With that in mind, they stopped posting content to Facebook on July 5th on a trial basis. So far, they haven’t seen much of an impact.
Why should we fund the creation of good work with a view to putting it on a platform that won't take responsibility for its own mess?
“What we have seen in the four weeks or so is that our audience has dropped very marginally,” she says. “Our page impressions have hardly had a dent in them at all.”
Some in the industry have argued that news should be shared on Facebook to counteract the widely shared hoaxes and conspiracies that bounce around the platform. Boucher doesn’t agree.
“Why should we fund the creation of good work with a view to putting it on a platform that won’t take responsibility for its own mess?” she says. “People can freely access our news. It’s not paywalled.”
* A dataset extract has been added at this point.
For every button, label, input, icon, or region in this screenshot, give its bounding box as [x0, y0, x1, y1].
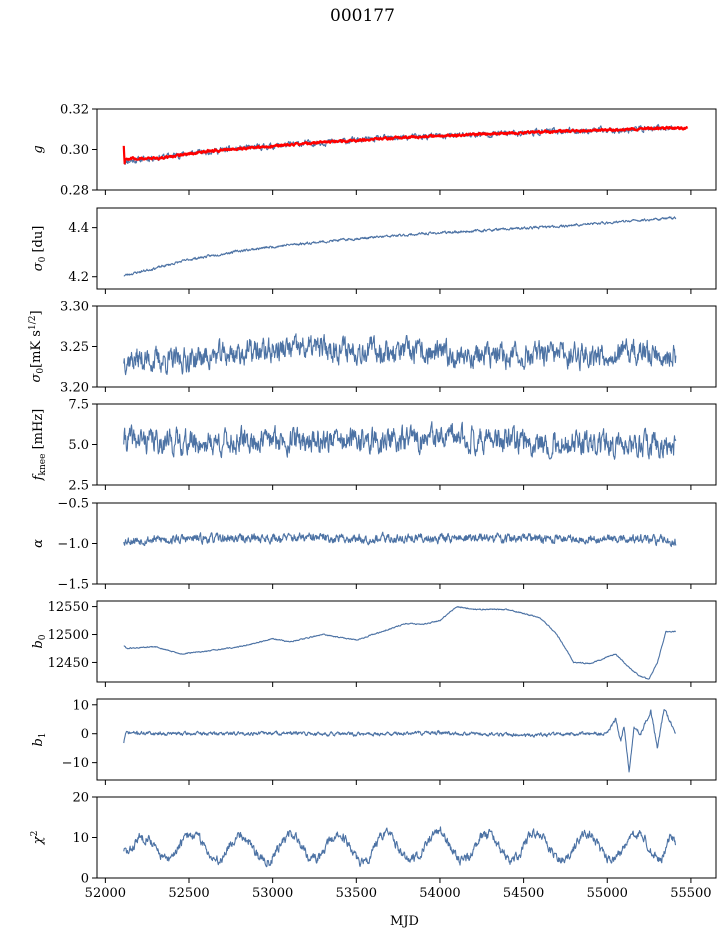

Things are brighter than when Boucher first took over Stuff all those months ago. New Zealand has all but eliminated the virus and successfully emerged from lockdown. Advertising has picked up and is now at 80 per cent of what it was prior to the pandemic. Public trust and goodwill is high. Nonetheless people are cautious.
“There’s a sense that everything has gone back to normal but at any point there could be some breach of the quarantine or another outbreak and what would happen then?” she says.
Boucher’s goal for now is to ensure that Stuff can withstand future shocks to the system.
“We own the business, we’re preparing our strategies and all the things we want to do. But we’re also preparing our business to be strong enough to survive another lockdown and build up reserves of cash to carry us through.”
It might be gutsy and risky, but the Belfast native wouldn’t have it any other way.